The record shows that trial judges remained active in this matter with Juvenile Orders (dated internally) on 20 May 2002; 23 August 2002; 18 September 2002; 12 December 2002; 15 January 2003; 25 February 2003; 10 April 2003; 29 April 2003; 27 May 2003; 29 July 2003, 28 October 2003; 23 March 2004; 7 May 2004; 13 July 2004; and 31 August 2004. The orders were signed by various district court judges including Judges Ralph C. Gingles, Jr.; James A. Jackson; Dennis J. Redwing; Angela G. Hoyle; and John K. Greenlee.

Significantly, before DSS filed the petition of 30 April 2002, it made numerous efforts to assist the family and prevent the need for placement, namely: Intensive Family Preservation Services, referral to Parents and Children Together, referral to Developmental Disabilities Services, Community Based Services, and resource assessment from the North Carolina Division of Services for the Deaf and Hard of Hearing. DSS also provided financial assistance, case management services, and purchased assistive listening devices to assist the mother in monitoring the home.

Thus, the record shows that in this matter the judges involved, and the employees of the Department of Social Services, exercised diligence. Indeed, the record reflects that the judges in this case performed their duties "impartially and diligently."

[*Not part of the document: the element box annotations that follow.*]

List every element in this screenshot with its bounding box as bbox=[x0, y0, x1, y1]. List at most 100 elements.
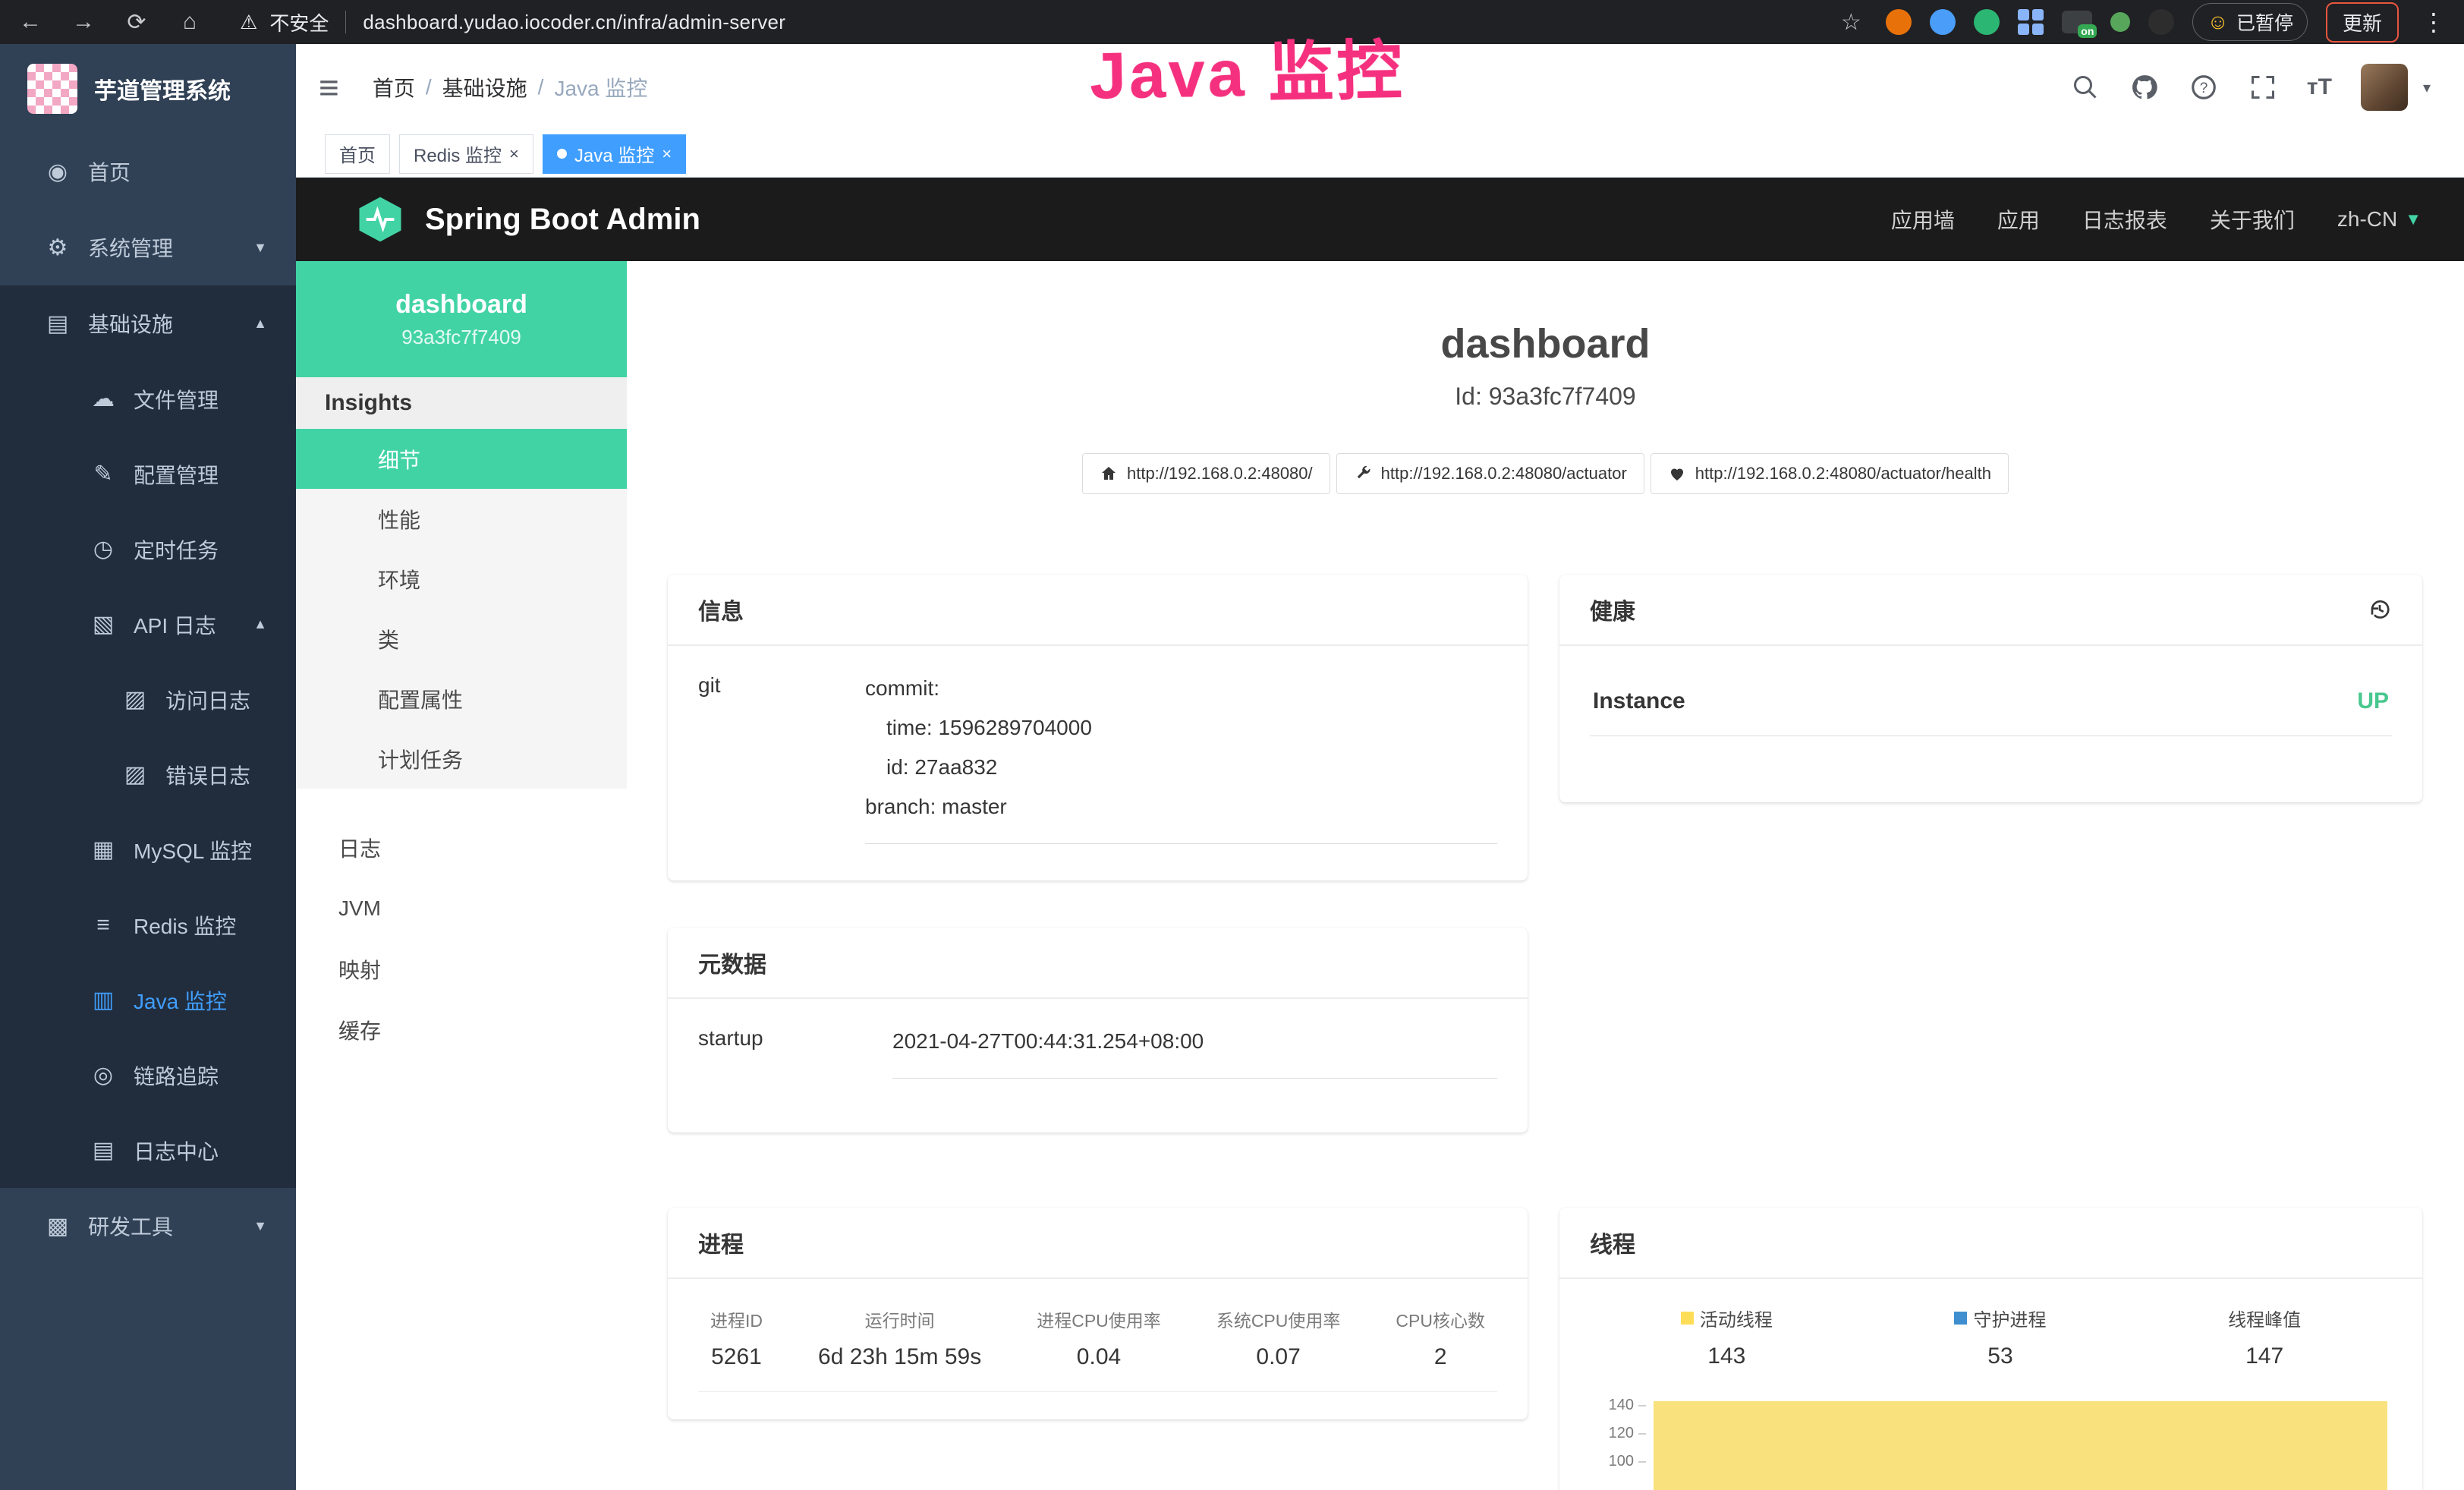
sba-nav-journal[interactable]: 日志报表 bbox=[2082, 204, 2167, 235]
insight-item-scheduled-tasks[interactable]: 计划任务 bbox=[296, 729, 627, 789]
tab-redis-monitor[interactable]: Redis 监控 × bbox=[399, 134, 533, 174]
sidebar-item-dev-tools[interactable]: ▩ 研发工具 ▼ bbox=[0, 1188, 296, 1264]
service-url-link[interactable]: http://192.168.0.2:48080/ bbox=[1082, 453, 1330, 494]
legend-label: 线程峰值 bbox=[2228, 1305, 2301, 1331]
sidebar-item-infrastructure[interactable]: ▤ 基础设施 ▲ bbox=[0, 285, 296, 361]
actuator-url-link[interactable]: http://192.168.0.2:48080/actuator bbox=[1336, 453, 1644, 494]
forward-icon[interactable]: → bbox=[67, 9, 100, 35]
sidebar-item-tracing[interactable]: ◎ 链路追踪 bbox=[0, 1038, 296, 1113]
sidebar-item-api-logs[interactable]: ▧ API 日志 ▲ bbox=[0, 587, 296, 662]
chevron-down-icon: ▼ bbox=[253, 1218, 267, 1234]
sidebar-item-label: 链路追踪 bbox=[134, 1060, 219, 1091]
extension-icon-blue-drop[interactable] bbox=[1930, 9, 1956, 35]
instance-header[interactable]: dashboard 93a3fc7f7409 bbox=[296, 261, 627, 377]
back-icon[interactable]: ← bbox=[14, 9, 47, 35]
chevron-down-icon: ▼ bbox=[253, 240, 267, 256]
health-url-link[interactable]: http://192.168.0.2:48080/actuator/health bbox=[1651, 453, 2009, 494]
insight-item-configprops[interactable]: 配置属性 bbox=[296, 669, 627, 729]
document-icon: ▧ bbox=[90, 611, 117, 638]
bookmark-star-icon[interactable]: ☆ bbox=[1834, 9, 1868, 36]
sba-nav-applications[interactable]: 应用 bbox=[1997, 204, 2040, 235]
sidebar-item-logfile[interactable]: 日志 bbox=[296, 817, 627, 878]
extension-icon-puzzle[interactable] bbox=[2148, 9, 2174, 35]
update-button[interactable]: 更新 bbox=[2326, 2, 2399, 43]
stat-value: 0.07 bbox=[1216, 1344, 1341, 1370]
card-title: 信息 bbox=[698, 593, 744, 626]
help-icon[interactable]: ? bbox=[2189, 72, 2219, 102]
tab-home[interactable]: 首页 bbox=[325, 134, 390, 174]
insight-item-beans[interactable]: 类 bbox=[296, 609, 627, 669]
sba-nav-wallboard[interactable]: 应用墙 bbox=[1891, 204, 1955, 235]
live-threads-area bbox=[1654, 1401, 2387, 1490]
instance-details-content: dashboard Id: 93a3fc7f7409 http://192.16… bbox=[627, 261, 2464, 1490]
close-icon[interactable]: × bbox=[662, 144, 672, 164]
tab-java-monitor[interactable]: Java 监控 × bbox=[543, 134, 686, 174]
search-icon[interactable] bbox=[2070, 72, 2101, 102]
health-card: 健康 Instance UP bbox=[1559, 575, 2422, 802]
history-icon[interactable] bbox=[2368, 597, 2392, 622]
sidebar-item-redis-monitor[interactable]: ≡ Redis 监控 bbox=[0, 887, 296, 962]
extension-icon-switch[interactable]: on bbox=[2062, 11, 2092, 33]
extension-icon-green[interactable] bbox=[1974, 9, 2000, 35]
monitor-icon: ▥ bbox=[90, 987, 117, 1013]
edit-icon: ✎ bbox=[90, 461, 117, 487]
card-title: 线程 bbox=[1590, 1226, 1635, 1259]
header-actions: ? тT ▾ bbox=[2070, 64, 2464, 111]
breadcrumb-section[interactable]: 基础设施 bbox=[442, 72, 527, 102]
stat-cpu-count: CPU核心数 2 bbox=[1396, 1306, 1485, 1370]
avatar-caret-icon[interactable]: ▾ bbox=[2423, 78, 2431, 97]
smiley-icon: ☺ bbox=[2207, 10, 2229, 34]
app-logo-image bbox=[27, 64, 77, 114]
sidebar-item-file-management[interactable]: ☁ 文件管理 bbox=[0, 361, 296, 436]
tags-view-bar: 首页 Redis 监控 × Java 监控 × bbox=[296, 131, 2464, 178]
metadata-card-body: startup 2021-04-27T00:44:31.254+08:00 bbox=[668, 999, 1528, 1106]
address-bar[interactable]: ⚠ 不安全 dashboard.yudao.iocoder.cn/infra/a… bbox=[240, 8, 785, 36]
paused-badge[interactable]: ☺ 已暂停 bbox=[2192, 3, 2308, 41]
cloud-file-icon: ☁ bbox=[90, 386, 117, 412]
github-icon[interactable] bbox=[2129, 72, 2160, 102]
git-time-line: time: 1596289704000 bbox=[865, 708, 1497, 748]
chevron-up-icon: ▲ bbox=[253, 616, 267, 632]
user-avatar[interactable] bbox=[2361, 64, 2408, 111]
reload-icon[interactable]: ⟳ bbox=[120, 9, 153, 36]
sba-nav-about[interactable]: 关于我们 bbox=[2210, 204, 2295, 235]
sidebar-item-system-management[interactable]: ⚙ 系统管理 ▼ bbox=[0, 209, 296, 285]
threads-legend: 活动线程 143 守护进程 53 bbox=[1590, 1302, 2392, 1369]
breadcrumb-home[interactable]: 首页 bbox=[373, 72, 415, 102]
sidebar-item-home[interactable]: ◉ 首页 bbox=[0, 134, 296, 209]
sidebar-item-scheduled-tasks[interactable]: ◷ 定时任务 bbox=[0, 512, 296, 587]
home-icon[interactable]: ⌂ bbox=[173, 9, 206, 35]
sidebar-item-java-monitor[interactable]: ▥ Java 监控 bbox=[0, 962, 296, 1038]
sidebar-item-caches[interactable]: 缓存 bbox=[296, 1000, 627, 1060]
app-logo[interactable]: 芋道管理系统 bbox=[0, 44, 296, 134]
sidebar-item-label: Java 监控 bbox=[134, 985, 227, 1016]
sidebar-toggle-icon[interactable]: ≡ bbox=[296, 67, 345, 108]
font-size-icon[interactable]: тT bbox=[2307, 74, 2332, 100]
sidebar-item-config-management[interactable]: ✎ 配置管理 bbox=[0, 436, 296, 512]
sidebar-item-access-logs[interactable]: ▨ 访问日志 bbox=[0, 662, 296, 737]
breadcrumb: 首页 / 基础设施 / Java 监控 bbox=[373, 72, 648, 102]
metadata-card-header: 元数据 bbox=[668, 928, 1528, 999]
sidebar-item-label: 首页 bbox=[88, 156, 131, 187]
sidebar-item-error-logs[interactable]: ▨ 错误日志 bbox=[0, 737, 296, 812]
sidebar-item-label: Redis 监控 bbox=[134, 910, 236, 940]
close-icon[interactable]: × bbox=[509, 144, 519, 164]
extension-icon-orange[interactable] bbox=[1886, 9, 1912, 35]
sidebar-item-label: 访问日志 bbox=[165, 685, 250, 715]
sidebar-item-log-center[interactable]: ▤ 日志中心 bbox=[0, 1113, 296, 1188]
sidebar-item-mappings[interactable]: 映射 bbox=[296, 939, 627, 1000]
insight-item-details[interactable]: 细节 bbox=[296, 429, 627, 489]
fullscreen-icon[interactable] bbox=[2248, 72, 2278, 102]
stat-label: 运行时间 bbox=[818, 1306, 981, 1332]
extension-icon-leaf[interactable] bbox=[2110, 12, 2130, 32]
process-card-body: 进程ID 5261 运行时间 6d 23h 15m 59s 进程CPU使用率 0… bbox=[668, 1279, 1528, 1419]
insight-item-environment[interactable]: 环境 bbox=[296, 549, 627, 609]
sidebar-item-jvm[interactable]: JVM bbox=[296, 878, 627, 939]
card-title: 健康 bbox=[1590, 593, 1635, 626]
insight-item-metrics[interactable]: 性能 bbox=[296, 489, 627, 549]
sidebar-item-mysql-monitor[interactable]: ▦ MySQL 监控 bbox=[0, 812, 296, 887]
browser-menu-icon[interactable]: ⋮ bbox=[2417, 8, 2450, 36]
url-text[interactable]: dashboard.yudao.iocoder.cn/infra/admin-s… bbox=[363, 11, 785, 34]
locale-select[interactable]: zh-CN ▼ bbox=[2337, 207, 2422, 232]
extension-icon-grid[interactable] bbox=[2018, 9, 2044, 35]
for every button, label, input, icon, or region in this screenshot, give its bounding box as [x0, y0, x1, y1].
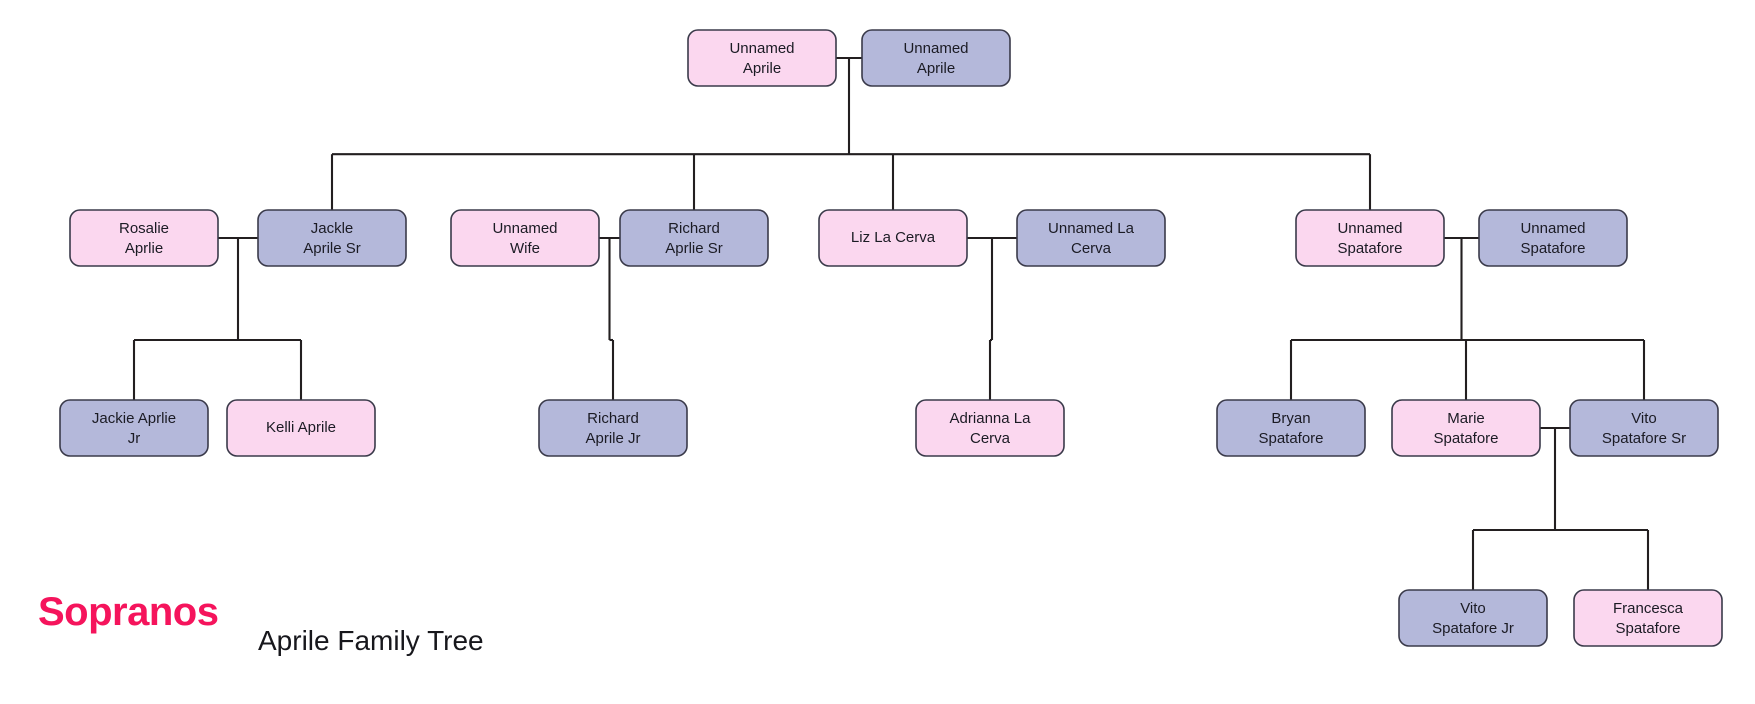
person-box[interactable] — [687, 29, 837, 87]
person-name-line1: Adrianna La — [950, 410, 1032, 427]
person-node[interactable]: Richard Aprile Jr — [538, 399, 688, 457]
person-node[interactable]: Unnamed Spatafore — [1295, 209, 1445, 267]
person-name-line2: Cerva — [1071, 240, 1112, 257]
person-box[interactable] — [1573, 589, 1723, 647]
person-name-line2: Spatafore Jr — [1432, 620, 1514, 637]
person-name-line1: Marie — [1447, 410, 1485, 427]
person-node[interactable]: Unnamed Wife — [450, 209, 600, 267]
person-name-line1: Vito — [1631, 410, 1657, 427]
person-box[interactable] — [1398, 589, 1548, 647]
person-name-line1: Unnamed La — [1048, 220, 1135, 237]
person-node[interactable]: Unnamed La Cerva — [1016, 209, 1166, 267]
person-node[interactable]: Unnamed Aprile — [687, 29, 837, 87]
person-node[interactable]: Vito Spatafore Sr — [1569, 399, 1719, 457]
person-node[interactable]: Liz La Cerva — [818, 209, 968, 267]
person-name-line2: Aprile Jr — [585, 430, 640, 447]
person-node[interactable]: Adrianna La Cerva — [915, 399, 1065, 457]
person-node[interactable]: Rosalie Aprlie — [69, 209, 219, 267]
person-name-line2: Spatafore — [1433, 430, 1498, 447]
person-box[interactable] — [915, 399, 1065, 457]
person-name-line1: Liz La Cerva — [851, 229, 936, 246]
person-name-line2: Spatafore — [1258, 430, 1323, 447]
person-name-line2: Spatafore — [1337, 240, 1402, 257]
person-name-line1: Richard — [668, 220, 720, 237]
person-name-line1: Jackle — [311, 220, 354, 237]
person-name-line2: Spatafore Sr — [1602, 430, 1686, 447]
person-box[interactable] — [1295, 209, 1445, 267]
person-node[interactable]: Marie Spatafore — [1391, 399, 1541, 457]
person-node[interactable]: Vito Spatafore Jr — [1398, 589, 1548, 647]
person-box[interactable] — [257, 209, 407, 267]
person-name-line1: Rosalie — [119, 220, 169, 237]
person-node[interactable]: Bryan Spatafore — [1216, 399, 1366, 457]
brand-title: Sopranos — [38, 590, 218, 634]
person-box[interactable] — [1478, 209, 1628, 267]
person-name-line2: Spatafore — [1520, 240, 1585, 257]
page-title: Aprile Family Tree — [258, 625, 484, 656]
person-name-line2: Wife — [510, 240, 540, 257]
title-layer: Sopranos Aprile Family Tree — [38, 590, 484, 656]
person-name-line1: Unnamed — [1337, 220, 1402, 237]
person-name-line2: Aprlie Sr — [665, 240, 723, 257]
person-node[interactable]: Unnamed Aprile — [861, 29, 1011, 87]
connector-layer — [132, 56, 1650, 590]
person-box[interactable] — [1391, 399, 1541, 457]
person-name-line2: Cerva — [970, 430, 1011, 447]
person-name-line1: Richard — [587, 410, 639, 427]
person-node[interactable]: Richard Aprlie Sr — [619, 209, 769, 267]
person-node[interactable]: Jackle Aprile Sr — [257, 209, 407, 267]
person-node[interactable]: Unnamed Spatafore — [1478, 209, 1628, 267]
person-node[interactable]: Kelli Aprile — [226, 399, 376, 457]
person-name-line2: Aprlie — [125, 240, 163, 257]
person-name-line1: Kelli Aprile — [266, 419, 336, 436]
person-box[interactable] — [861, 29, 1011, 87]
person-name-line1: Francesca — [1613, 600, 1684, 617]
person-name-line2: Aprile Sr — [303, 240, 361, 257]
person-box[interactable] — [619, 209, 769, 267]
person-box[interactable] — [1569, 399, 1719, 457]
person-name-line2: Jr — [128, 430, 141, 447]
person-name-line1: Unnamed — [903, 40, 968, 57]
family-tree-diagram: Unnamed Aprile Unnamed Aprile Rosalie Aprlie J… — [38, 29, 1723, 656]
person-box[interactable] — [1016, 209, 1166, 267]
person-node[interactable]: Jackie Aprlie Jr — [59, 399, 209, 457]
person-box[interactable] — [450, 209, 600, 267]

Moreover, even if the mother can show prejudice resulting from the delay in filing the order in this case, the prejudice to the children far outweighs the inconvenience to the mother. To reverse this order will do nothing to benefit these children who have too long been denied proper care and supervision which the mother admittedly has failed to provide. In fact, the dissent challenges primarily the technical compliance with the time for filing the order.

In sum, in determining whether the mother has been prejudiced by the delay in entering the order in this matter, I find it significant that she has stated no basis to support the proposition that her appeal from that order, even if made seven months earlier, would have been successful. Second, I find it significant that the trial judges involved in this matter exercised diligence in overseeing and administering this matter. It is apparent to me that the judges in this case acted promptly and made every effort to afford the mother a meaningful opportunity to reunite with her children; she, however, refused that opportunity. Third, the order appealed from compassionately recognizes that the mother is a loving person, but it also acknowledges her inability to provide for these children. Faced with this difficult dilemma, in light of the years of efforts by the employees of the Department of Social Services and the conscientious involvement by numerous trial judges, Judge Jackson who had been involved in this case since 2002, decided that it was time to consider the best interest of the children in this matter. Based on the evidence *265showing that reunification was not possible within six months due to the mother's need for constant supervision and assistance in order to care for the children, Judge Jackson properly authorized the cessation of reunification efforts.

Since the mother cannot demonstrate that the delay in filing the order prejudiced her ability to file a substantively meritless appeal, I join with Judge Hudson to form a majority opinion that affirms the order of the trial court finding it to be in the best interest of the child to cease reunification efforts.